2 ½ cups heavy cream (whipping) , 35%
2 cups milk
Zest stripped from 2 large oranges
1 tsp freshly ground cardamom
5 large egg yolks
¾ cup granulated sugar
¼ tsp kosher salt
To serve the ice cream:
1 cups fresh berries in season such as raspberries, strawberries, blueberries, etc, left whole or sliced if too large
In a medium sized saucepan, combine the cream, milk, orange zest , cardamom and ½ cup of sugar. Heat mixture just to a boil over moderate heat, stirring occasionally. Meanwhile in a bowl, whisk the egg yolks with remaining ¼ cup of sugar, and salt.

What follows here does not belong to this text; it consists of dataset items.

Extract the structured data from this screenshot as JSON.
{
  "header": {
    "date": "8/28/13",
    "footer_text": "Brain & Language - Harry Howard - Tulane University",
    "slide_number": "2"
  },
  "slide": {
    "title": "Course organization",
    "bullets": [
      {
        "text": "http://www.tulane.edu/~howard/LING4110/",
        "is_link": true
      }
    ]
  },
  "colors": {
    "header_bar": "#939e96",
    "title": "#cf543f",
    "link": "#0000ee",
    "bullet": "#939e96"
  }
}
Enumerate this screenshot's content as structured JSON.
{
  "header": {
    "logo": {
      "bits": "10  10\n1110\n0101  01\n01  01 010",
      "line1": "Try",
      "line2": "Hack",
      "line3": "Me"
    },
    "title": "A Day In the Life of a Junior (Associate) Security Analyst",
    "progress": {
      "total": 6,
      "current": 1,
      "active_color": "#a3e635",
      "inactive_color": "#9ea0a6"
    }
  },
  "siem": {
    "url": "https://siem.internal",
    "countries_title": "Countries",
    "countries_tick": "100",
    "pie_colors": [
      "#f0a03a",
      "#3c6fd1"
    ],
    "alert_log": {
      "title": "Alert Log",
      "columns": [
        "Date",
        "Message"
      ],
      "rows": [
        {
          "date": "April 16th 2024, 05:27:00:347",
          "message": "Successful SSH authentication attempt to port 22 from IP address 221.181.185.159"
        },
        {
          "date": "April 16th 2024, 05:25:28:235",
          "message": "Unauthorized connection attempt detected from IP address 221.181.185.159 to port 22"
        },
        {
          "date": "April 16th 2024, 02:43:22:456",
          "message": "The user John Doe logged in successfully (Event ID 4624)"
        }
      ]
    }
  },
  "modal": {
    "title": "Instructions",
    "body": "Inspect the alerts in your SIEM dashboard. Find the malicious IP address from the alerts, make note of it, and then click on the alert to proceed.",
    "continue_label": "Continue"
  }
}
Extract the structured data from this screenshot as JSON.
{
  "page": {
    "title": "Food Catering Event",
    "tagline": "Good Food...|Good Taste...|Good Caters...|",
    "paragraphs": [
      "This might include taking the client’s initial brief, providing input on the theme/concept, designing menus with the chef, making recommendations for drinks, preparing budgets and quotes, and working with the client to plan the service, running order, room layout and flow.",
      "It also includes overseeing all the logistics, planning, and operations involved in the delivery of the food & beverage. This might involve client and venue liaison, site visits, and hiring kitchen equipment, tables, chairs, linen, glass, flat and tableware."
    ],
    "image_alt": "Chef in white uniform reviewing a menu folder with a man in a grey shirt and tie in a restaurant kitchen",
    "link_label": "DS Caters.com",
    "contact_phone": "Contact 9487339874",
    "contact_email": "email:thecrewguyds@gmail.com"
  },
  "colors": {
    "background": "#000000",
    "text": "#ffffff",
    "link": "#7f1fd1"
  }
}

Slowly pour hot cream mixture in a thin stream into the egg mixture, whisking as you pour. Return the mixture to the saucepan, cook over moderately low heat, stirring constantly with a heat-resistant plastic whisk or wooden spoon until the custard reaches 175F and lightly coats the back of the spoon. Do not let boil !
After cooking, strain into a bowl. Cool custard immediately in an ice bath, stirring constantly. Cover and refrigerate the custard for at least 4 hours, or preferably overnight.
Freeze custard in an ice cream maker according to manufacturers’ instructions. Transfer the ice cream to a plastic container or stainless steel container and freeze until scoopable.
To serve, place 2 to 3 scoops of gelato into parfait glasses with fresh berries and serve immediately.